On the software front it really is quite clean Android. Not 100%, however. The differences I've noticed in a brief play are:
* Telco name appears in the top left of the notification bar, a'la iOS, though the signal strength and wifi icons are on the usual Android right hand side. The "H" next to cell signal for HSPA appears to be larger than on an N4, N5 or N7, which would made sense with the narrower screen.
* Extra apps, "Assist" which claims to do various automation for you like mute your phone in meetings. I haven't tried it, I use Tasker. "Motorola Migrate" which claims to move "text messages, call history, SIM contacts, media, volume & screen brightness" over from your old phone. You install the app from the Play Store onto your old phone and it looks like it uses adhoc wifi to migrate data. M used this to transfer those things over from her old phone without any assistance from me so for the limited dataset it transfers it does work fine. "Moto Care" to get help get support and "FM Radio".
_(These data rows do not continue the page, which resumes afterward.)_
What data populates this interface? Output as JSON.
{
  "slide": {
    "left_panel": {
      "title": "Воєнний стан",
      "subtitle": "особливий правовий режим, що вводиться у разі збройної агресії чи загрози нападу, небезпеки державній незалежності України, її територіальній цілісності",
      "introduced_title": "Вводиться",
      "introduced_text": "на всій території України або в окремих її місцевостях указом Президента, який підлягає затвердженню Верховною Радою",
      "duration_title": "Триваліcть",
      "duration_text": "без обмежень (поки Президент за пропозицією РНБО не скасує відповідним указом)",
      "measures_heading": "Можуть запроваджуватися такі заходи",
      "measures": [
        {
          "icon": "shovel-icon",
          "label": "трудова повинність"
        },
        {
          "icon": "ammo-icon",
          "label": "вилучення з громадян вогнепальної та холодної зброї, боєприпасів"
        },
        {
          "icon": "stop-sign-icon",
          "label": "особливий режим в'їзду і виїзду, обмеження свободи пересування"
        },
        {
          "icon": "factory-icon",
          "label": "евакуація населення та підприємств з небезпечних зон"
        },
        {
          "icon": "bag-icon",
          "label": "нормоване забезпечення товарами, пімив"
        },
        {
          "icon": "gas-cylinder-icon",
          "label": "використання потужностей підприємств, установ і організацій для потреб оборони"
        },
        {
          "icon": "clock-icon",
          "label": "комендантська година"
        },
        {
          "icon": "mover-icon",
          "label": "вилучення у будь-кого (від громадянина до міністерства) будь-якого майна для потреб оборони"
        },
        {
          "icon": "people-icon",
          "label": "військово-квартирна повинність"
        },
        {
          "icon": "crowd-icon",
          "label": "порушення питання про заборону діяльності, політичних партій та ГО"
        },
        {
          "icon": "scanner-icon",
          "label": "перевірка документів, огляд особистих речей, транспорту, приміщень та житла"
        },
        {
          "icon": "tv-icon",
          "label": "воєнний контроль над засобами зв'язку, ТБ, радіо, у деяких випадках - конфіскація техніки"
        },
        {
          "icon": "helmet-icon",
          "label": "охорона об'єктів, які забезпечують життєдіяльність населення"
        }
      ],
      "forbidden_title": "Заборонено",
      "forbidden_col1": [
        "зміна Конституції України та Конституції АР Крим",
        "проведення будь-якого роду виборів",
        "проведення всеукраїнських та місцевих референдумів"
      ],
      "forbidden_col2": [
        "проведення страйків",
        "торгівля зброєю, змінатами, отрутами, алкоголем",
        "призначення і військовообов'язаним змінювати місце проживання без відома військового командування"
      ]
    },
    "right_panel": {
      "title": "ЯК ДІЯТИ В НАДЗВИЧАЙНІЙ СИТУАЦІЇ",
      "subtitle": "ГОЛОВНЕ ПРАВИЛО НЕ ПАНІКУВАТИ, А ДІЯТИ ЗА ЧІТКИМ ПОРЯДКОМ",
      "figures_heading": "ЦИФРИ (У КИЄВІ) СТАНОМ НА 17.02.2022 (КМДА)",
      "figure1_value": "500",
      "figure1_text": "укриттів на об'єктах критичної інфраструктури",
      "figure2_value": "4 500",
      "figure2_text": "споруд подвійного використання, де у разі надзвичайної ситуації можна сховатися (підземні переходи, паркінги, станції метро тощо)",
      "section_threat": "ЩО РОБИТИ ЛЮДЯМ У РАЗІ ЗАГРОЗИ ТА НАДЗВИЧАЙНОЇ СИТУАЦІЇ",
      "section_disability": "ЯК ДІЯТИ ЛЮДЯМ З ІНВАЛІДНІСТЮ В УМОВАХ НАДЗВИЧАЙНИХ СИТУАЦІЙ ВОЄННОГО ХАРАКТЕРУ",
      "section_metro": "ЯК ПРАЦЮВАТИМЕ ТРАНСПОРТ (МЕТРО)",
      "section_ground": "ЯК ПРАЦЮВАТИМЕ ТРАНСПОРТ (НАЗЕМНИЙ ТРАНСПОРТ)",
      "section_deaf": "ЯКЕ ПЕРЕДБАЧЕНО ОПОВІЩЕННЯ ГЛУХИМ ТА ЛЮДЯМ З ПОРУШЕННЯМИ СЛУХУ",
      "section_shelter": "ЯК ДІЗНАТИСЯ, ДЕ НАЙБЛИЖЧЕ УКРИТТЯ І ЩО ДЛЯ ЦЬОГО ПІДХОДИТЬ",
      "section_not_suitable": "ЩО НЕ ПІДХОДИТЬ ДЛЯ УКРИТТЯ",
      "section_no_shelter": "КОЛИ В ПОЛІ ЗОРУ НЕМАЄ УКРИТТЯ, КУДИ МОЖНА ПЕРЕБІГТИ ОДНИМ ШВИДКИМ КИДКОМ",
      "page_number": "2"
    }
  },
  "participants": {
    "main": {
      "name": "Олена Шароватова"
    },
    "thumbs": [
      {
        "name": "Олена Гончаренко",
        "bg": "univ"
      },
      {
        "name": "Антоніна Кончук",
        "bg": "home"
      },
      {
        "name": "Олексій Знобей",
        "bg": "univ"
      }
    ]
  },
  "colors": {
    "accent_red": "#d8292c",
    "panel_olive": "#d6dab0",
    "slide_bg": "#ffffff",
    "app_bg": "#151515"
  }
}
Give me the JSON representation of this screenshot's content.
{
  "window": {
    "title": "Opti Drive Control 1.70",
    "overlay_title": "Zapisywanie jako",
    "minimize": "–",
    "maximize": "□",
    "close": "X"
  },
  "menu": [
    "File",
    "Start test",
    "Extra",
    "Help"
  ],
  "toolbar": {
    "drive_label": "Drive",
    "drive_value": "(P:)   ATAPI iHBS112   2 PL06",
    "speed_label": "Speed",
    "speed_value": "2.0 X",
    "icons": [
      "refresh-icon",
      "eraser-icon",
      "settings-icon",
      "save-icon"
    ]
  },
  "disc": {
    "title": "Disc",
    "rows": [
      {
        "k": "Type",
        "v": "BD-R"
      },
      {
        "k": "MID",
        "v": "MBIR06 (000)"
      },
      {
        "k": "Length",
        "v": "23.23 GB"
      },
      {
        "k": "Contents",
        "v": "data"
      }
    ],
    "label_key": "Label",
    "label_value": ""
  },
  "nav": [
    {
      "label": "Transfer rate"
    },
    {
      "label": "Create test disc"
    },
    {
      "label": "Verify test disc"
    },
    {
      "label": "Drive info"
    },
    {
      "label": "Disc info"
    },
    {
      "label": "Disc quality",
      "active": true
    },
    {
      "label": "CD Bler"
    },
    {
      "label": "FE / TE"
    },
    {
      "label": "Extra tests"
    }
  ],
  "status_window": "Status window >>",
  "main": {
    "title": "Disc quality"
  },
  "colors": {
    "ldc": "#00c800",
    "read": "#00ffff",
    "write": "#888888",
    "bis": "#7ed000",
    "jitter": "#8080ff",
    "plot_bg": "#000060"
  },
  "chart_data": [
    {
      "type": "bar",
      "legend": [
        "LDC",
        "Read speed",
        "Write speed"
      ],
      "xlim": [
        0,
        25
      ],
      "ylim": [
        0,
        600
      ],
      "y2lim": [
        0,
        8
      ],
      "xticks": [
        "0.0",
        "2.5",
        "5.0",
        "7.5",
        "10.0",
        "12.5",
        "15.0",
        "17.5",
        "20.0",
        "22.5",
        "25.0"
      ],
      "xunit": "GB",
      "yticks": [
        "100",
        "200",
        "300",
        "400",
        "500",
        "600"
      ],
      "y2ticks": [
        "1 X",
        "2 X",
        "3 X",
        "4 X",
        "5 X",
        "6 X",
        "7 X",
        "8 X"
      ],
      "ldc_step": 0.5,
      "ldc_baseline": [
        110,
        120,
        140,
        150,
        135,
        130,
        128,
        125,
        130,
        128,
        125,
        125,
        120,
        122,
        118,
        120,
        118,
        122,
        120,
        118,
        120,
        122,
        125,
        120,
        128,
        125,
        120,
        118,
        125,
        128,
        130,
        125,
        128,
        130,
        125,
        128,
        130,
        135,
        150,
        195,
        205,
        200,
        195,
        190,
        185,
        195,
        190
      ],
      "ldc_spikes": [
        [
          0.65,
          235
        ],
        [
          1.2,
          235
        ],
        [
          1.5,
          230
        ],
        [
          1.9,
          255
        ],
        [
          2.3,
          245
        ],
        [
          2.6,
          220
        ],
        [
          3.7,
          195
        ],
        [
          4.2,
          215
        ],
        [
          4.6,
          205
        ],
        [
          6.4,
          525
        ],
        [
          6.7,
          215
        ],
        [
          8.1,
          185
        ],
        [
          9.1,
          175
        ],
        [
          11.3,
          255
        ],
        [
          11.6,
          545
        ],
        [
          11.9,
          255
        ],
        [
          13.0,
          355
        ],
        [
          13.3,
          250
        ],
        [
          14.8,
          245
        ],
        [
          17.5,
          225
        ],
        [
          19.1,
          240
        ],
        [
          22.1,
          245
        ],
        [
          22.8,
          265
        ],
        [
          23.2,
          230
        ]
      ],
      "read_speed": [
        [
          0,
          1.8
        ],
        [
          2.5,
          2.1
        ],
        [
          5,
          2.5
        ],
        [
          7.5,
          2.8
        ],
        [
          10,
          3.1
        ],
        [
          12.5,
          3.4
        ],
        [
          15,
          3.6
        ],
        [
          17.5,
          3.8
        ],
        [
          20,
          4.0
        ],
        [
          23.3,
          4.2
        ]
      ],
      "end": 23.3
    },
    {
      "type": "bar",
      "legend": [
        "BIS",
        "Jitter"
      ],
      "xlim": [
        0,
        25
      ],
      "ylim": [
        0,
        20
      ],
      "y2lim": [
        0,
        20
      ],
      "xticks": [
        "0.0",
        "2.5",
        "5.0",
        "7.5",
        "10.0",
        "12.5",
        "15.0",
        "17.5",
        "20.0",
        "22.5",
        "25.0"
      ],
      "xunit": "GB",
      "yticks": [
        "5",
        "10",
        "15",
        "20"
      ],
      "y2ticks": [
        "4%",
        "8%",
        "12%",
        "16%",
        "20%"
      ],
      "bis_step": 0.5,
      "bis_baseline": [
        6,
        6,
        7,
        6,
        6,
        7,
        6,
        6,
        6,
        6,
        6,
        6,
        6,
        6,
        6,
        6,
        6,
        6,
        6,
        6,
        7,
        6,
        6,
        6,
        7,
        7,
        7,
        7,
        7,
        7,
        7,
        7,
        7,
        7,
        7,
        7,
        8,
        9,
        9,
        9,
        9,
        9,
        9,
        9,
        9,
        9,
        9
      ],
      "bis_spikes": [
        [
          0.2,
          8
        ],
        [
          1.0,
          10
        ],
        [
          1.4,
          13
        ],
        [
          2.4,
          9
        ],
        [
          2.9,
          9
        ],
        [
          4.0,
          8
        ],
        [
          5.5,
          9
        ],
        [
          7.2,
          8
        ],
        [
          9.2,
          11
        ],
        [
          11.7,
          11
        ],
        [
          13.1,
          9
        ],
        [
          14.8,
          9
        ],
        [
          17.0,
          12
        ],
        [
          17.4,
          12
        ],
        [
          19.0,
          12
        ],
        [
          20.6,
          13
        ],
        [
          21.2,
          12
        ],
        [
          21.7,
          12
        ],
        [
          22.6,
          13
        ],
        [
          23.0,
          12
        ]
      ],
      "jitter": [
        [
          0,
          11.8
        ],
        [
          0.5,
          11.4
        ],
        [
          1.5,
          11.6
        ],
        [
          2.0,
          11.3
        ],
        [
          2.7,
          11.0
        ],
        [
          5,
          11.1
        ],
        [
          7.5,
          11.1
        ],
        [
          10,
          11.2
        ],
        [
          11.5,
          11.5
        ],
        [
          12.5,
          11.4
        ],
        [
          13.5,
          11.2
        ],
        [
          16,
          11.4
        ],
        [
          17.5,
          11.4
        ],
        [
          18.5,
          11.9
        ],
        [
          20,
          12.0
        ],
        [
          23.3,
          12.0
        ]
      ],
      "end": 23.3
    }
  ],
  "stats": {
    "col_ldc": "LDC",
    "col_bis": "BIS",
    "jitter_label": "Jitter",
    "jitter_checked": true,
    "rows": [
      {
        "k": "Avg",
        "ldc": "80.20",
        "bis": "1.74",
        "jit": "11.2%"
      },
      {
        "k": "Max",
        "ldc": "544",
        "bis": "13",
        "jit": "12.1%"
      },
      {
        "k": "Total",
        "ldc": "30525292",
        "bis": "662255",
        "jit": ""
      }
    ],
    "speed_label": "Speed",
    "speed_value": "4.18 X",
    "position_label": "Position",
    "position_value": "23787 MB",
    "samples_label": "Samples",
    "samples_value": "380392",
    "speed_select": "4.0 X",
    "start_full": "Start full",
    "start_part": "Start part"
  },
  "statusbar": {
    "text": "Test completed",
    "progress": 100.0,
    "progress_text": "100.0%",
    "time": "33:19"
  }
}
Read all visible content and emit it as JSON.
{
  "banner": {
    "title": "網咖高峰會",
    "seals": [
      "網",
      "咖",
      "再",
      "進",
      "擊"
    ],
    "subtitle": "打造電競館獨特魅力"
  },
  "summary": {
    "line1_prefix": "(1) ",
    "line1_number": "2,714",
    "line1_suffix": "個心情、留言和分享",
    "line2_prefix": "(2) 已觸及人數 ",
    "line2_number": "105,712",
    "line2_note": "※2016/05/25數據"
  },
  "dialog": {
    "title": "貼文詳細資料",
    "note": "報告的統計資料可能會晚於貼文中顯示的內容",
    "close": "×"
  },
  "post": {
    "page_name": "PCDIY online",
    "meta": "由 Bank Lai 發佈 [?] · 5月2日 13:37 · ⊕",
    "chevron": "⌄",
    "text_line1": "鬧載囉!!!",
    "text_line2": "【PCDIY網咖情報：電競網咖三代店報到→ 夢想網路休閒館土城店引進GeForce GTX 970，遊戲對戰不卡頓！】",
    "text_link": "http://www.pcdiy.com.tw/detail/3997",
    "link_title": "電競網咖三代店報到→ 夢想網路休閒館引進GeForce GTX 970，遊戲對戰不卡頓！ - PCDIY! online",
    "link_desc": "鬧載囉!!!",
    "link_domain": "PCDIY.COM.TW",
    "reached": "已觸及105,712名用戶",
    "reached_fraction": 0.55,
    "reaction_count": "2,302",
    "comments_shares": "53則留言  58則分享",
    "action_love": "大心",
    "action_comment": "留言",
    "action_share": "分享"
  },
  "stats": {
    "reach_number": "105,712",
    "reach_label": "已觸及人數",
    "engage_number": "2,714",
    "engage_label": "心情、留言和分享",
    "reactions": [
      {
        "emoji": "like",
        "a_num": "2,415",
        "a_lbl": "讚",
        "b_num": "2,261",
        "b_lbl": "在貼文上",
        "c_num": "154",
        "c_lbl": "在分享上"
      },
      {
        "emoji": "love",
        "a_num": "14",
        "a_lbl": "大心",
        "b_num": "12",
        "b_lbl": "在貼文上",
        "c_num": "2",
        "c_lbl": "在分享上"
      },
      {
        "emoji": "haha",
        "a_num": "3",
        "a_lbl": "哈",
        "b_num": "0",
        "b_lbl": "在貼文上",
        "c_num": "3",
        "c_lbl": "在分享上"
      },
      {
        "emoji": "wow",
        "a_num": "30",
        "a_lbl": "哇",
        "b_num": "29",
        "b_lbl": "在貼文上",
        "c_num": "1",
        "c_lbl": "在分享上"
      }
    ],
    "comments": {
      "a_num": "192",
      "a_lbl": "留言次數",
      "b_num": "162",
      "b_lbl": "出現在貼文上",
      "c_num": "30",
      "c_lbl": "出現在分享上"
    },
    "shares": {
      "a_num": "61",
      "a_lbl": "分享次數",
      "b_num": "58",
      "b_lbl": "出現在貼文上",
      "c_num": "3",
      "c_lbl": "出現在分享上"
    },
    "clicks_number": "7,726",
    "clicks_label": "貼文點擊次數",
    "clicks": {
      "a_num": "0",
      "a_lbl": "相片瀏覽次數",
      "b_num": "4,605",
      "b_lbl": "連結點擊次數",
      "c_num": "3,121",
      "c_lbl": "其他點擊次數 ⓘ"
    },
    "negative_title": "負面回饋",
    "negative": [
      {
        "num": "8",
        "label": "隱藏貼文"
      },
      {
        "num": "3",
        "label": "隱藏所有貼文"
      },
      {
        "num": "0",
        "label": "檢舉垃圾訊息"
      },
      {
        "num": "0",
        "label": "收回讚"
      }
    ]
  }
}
* ASOP Android keyboard rather than core Android Keyboard. This seems a little odd but it's not much different in practice and you can install the core Android Keyboard from the Play Store (which now lets you switch to Blue again in the advanced settings).
* The Camera app is a little simpler than the equivalent on Nexus devices. Does HDR and panoramas but no sign of photospheres. Configuration is easier.
* A few settings changes. More APNs by default (it has giffgaff's APN installed which the N4 and N5 didn't). A few extra ringtones/notification sounds, as expected (but the default ringtone is just... odd). In "Battery" it has an extra on/off for "Battery saver" without any explanation on the phone or on paper as to what it does (nor can I find information about it online in a brief scan). System updates brings up a popup saying the device is up to date rather than the Nexus screen with a check now button. Developer options, etc, appear as normal.
* "Protect your phone", which seems to be the Motorola version of Android Device Manager. The general Android version works too.
Performance is fast enough to run the somewhat CPU taxing game I tested, feels responsive and quite quick though I expect it won't cope as well with a bunch of background tasks since it only has 1Gb of RAM.
Bootloader is unlockable via the same method other manufacturers have used, get a code from the bootloader which you enter at Motorola's website and it returns a code to pass back to the bootloader. When unlocked it shows an annoying warning message as a logo before the boot animation kicks in but this can be replaced with fastboot. This model is not SIM locked (generic UK retail version) but some UK telcos are apparently selling SIM locked versions. SIM unlock codes are selling online for about 2 pounds so the cheap Tesco mobile SIM locked models have been selling well.
Overall it seems like really good value for money and a very usable device. Good range of 3G frequencies for HSPA+ (though it doesn't do the fastest HSPA speeds) and no LTE keep both the price down and battery life up.